Andromaca. Adattarsi al destin spesso è virtude.
Ermione. Giá so quanto tu sia nimica a Pirro.
Andromaca. Che si può far? Tra i giri delle cose
varian anche gli affetti.
Ermione. La vedova d’Ettore un raro esempio
verso il morto suo sposo era di fede.
Andromaca. Aspetta d’esser madre, e allor ragione
mi faranno i tuoi scherni.
Ermione.
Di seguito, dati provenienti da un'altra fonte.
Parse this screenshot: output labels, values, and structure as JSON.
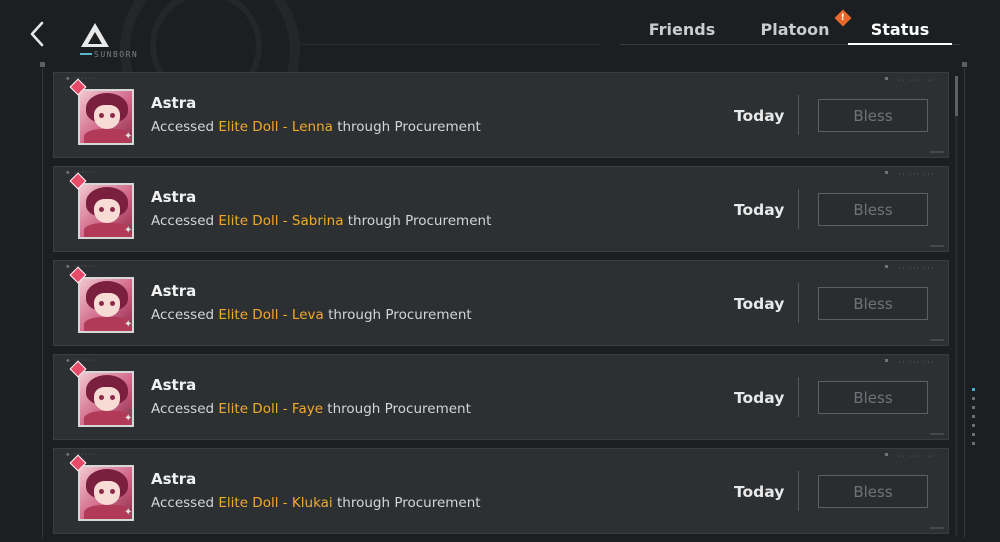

Non vo’ piú ritenerti.
Pirro, il figlio d’Achille,
per cui vedova sei...
Andromaca. Mi attende al tempio.
Ermione. Felice nodo! Almeno
esserne spettatrice Ermione possa.
Andromaca. Giust’è. Doveva Ermione esserne parte.
Ermione. Ma que’ veli lugubri
mal competono a sposa.
Andromaca. Eh, poco nuoce
al giubilo dell’alma il nero ammanto.
Ermione. Povera Ermione! a te gramaglia e pianto.
Non tanto insuperbir. Cresce in gran fiume
anche quel ruscelletto
e quel torrente altier si rompe in sassi.
Spande pianta i gran rami oltre il costume,
che poi percossa o guasta
da fulmine o da tarlo arida stassi.

SCENA III

Andromaca e poi Eleno.

Andromaca. Quanto mal dell’ interno

si giudica dal volto! Ombra del grande
Ettore mio, non ti turbar. Dell’opra
maturi il fine, e sta nel tuo riposo.